Geddes frunció entonces el ceño.
—Sólo pensar en su situación… Una vez tuvimos un incidente en SSD. Hace años, antes de que la empresa se trasladara a Nueva York. Hubo una muerte. Probablemente fue sólo una coincidencia, pero…
—No, cuénteme.
—Al principio encargábamos buena parte de la recolección de datos concretos a rapiñadores.
—¿A qué?
—A empresas o individuos que proporcionan datos. Una gente muy rara. Son un poco como los exploradores antiguos: prospectores, podría decirse. Verá, los datos ejercen una extraña atracción. Se puede uno volver adicto a su búsqueda. Nunca se descubre lo suficiente. Por más que recojan, siempre quieren más. Y esos tipos están siempre buscando nuevas formas de reunirlos. Son competitivos, implacables. Así fue cómo empezó Sean Cassel en el negocio. Era un rapiñador de datos.
»El caso es que había un rapiñador asombroso. Trabajaba para una empresa pequeña. Creo que se llamaba Rocky Mountain Data, en Colorado. ¿Cómo se llamaba él? —Geddes entornó los ojos—. Puede que Gordon no sé qué. O puede que ese fuera su apellido. El caso es que nos enteramos de que no le hacía ninguna gracia que SSD fuera a absorber su empresa. Corre el rumor de que reunió todos los datos que pudo sobre la empresa y el propio Sterling: cambió las tornas. Pensaba que quizás estaba intentando sacar trapos sucios y chantajear a Sterling para impedir la absorción. ¿Conoce a Andy Sterling? ¿Andrew hijo? Trabaja en la empresa.
Ella asintió.
—Oímos rumores de que Sterling lo había abandonado hacía años y que el chico le había seguido la pista. Pero también oímos que quizás era otro hijo al que había abandonado. Puede que de su primera mujer o de una novia. Algo que quería mantener en secreto. Pensamos que quizá Gordon estaba buscando esa clase de basura.
»En fin, que mientras Sterling y otras personas estaban allí, negociando la compra de Rocky Mountain, ese tal Gordon murió. En un accidente de algún tipo, creo. Es lo único que oí. Yo no estaba allí. Estaba en Silicon Valley, escribiendo códigos.

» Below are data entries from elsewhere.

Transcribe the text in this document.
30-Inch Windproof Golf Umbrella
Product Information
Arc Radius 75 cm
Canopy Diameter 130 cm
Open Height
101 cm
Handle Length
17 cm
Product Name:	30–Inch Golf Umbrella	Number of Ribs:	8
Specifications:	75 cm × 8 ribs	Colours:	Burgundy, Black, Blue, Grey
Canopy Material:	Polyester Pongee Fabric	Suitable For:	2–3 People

—¿Y la absorción siguió adelante?
—Sí. Andrew siempre consigue lo que quiere. Ahora, permítame lanzar una idea acerca de su asesino. Es el propio Andrew Sterling.
—Tiene una coartada.
—¿Sí? Bueno, no olvide que es el rey de la información. Si controlas los datos, puedes cambiarlos. ¿Han comprobado su coartada con verdadero cuidado?
—Estamos en ello.
—Pues, aunque la confirme, tiene hombres que trabajan para él y que hacen todo lo que quiere. Y me refiero a todo. Recuerde que el trabajo sucio se lo hacen otros.
—Pero es multimillonario. ¿Qué interés puede tener en robar monedas o un cuadro y luego matar a la víctima?
—¿Qué interés? —Geddes levantó la voz como si fuera un profesor hablando con una alumna que no se está enterando de la lección—. Lo que le interesa es ser la persona más poderosa del mundo. Quiere que su pequeña colección incluya a todos los habitantes del planeta. Y le interesan especialmente las fuerzas de la ley y los clientes institucionales. Cuantos más delitos se resuelvan utilizando innerCircle, más cuerpos de policía, aquí y en el extranjero, se apuntarán a él. La primera tarea de Hitler al llegar al poder fue reforzar todos los cuerpos policiales de Alemania. ¿Cuál fue nuestro gran problema en Irak? Que desmantelamos el ejército y la policía, en vez de servirnos de ellos. Andrew no comete ese tipo de errores.
Se rio.
—Cree que estoy chiflado, ¿verdad? Pero convivo continuamente con estas cosas. Recuerde, no es paranoia si de veras hay alguien ahí fuera vigilando todo lo que haces cada minuto del día. Y eso, en resumen, es SSD.